1935 film by Sam Wood

Let 'Em Have It is a 1935 American gangster film directed by Sam Wood. The film was also known under the title False Faces in the United Kingdom and The Legion of Valour in Australia.

==Plot==
An FBI agent tracks down a gang leader.

==Cast==

- Richard Arlen as Mal Stevens
- Virginia Bruce as Eleanor Spencer
- Alice Brady as Aunt Ethel
- Bruce Cabot as Joe Keefer
- Harvey Stephens as Van Rensseler
- Eric Linden as Buddy Spencer
- Joyce Compton as Barbara
- Gordon Jones as Tex
- J. Farrell MacDonald as Mr. Keefer
- Bodil Rosing as Mrs.

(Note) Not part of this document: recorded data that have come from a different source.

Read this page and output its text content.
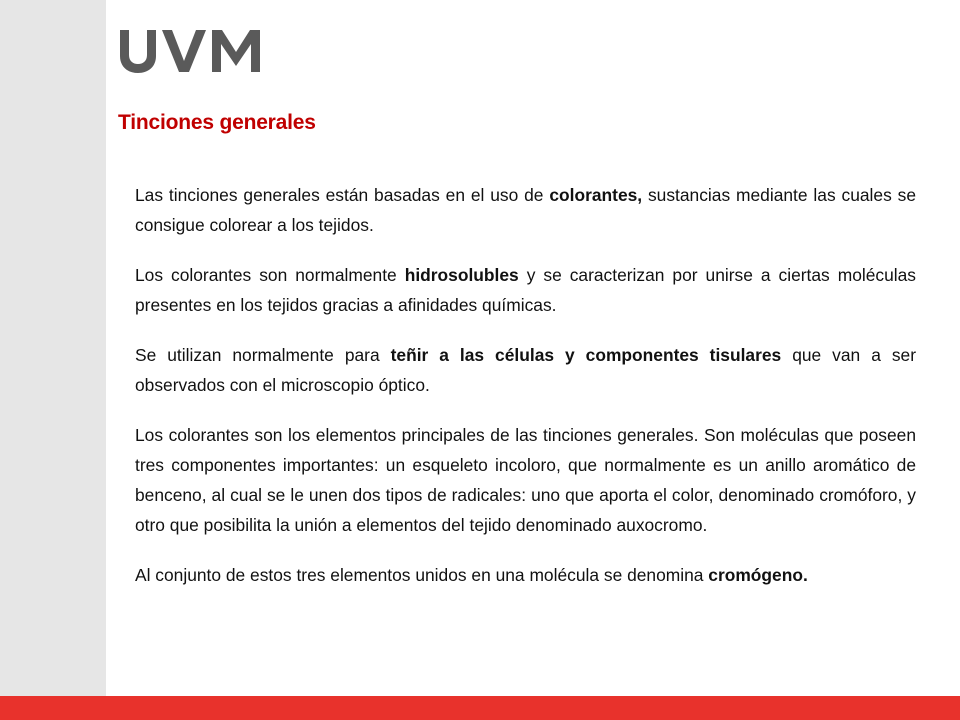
Tinciones generales

Las tinciones generales están basadas en el uso de colorantes, sustancias mediante las cuales se consigue colorear a los tejidos.

Los colorantes son normalmente hidrosolubles y se caracterizan por unirse a ciertas moléculas presentes en los tejidos gracias a afinidades químicas.

Se utilizan normalmente para teñir a las células y componentes tisulares que van a ser observados con el microscopio óptico.

Los colorantes son los elementos principales de las tinciones generales. Son moléculas que poseen tres componentes importantes: un esqueleto incoloro, que normalmente es un anillo aromático de benceno, al cual se le unen dos tipos de radicales: uno que aporta el color, denominado cromóforo, y otro que posibilita la unión a elementos del tejido denominado auxocromo.

Al conjunto de estos tres elementos unidos en una molécula se denomina cromógeno.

Keefer
- Paul Stanton as Department Chief
- Hale Hamilton as Ex-Senator Reilly
- Robert Emmett O'Connor as Police Captain
- Dorothy Appleby as Lola
- Barbara Pepper as Milly
- Paul Fix as Sam

==Production==
The film was shot at Pathe Studios. It was one of a series of movies that came out around this time about "G-Men". with the film giving the audience a look an FBI Headquarters and the training of a Special Agent.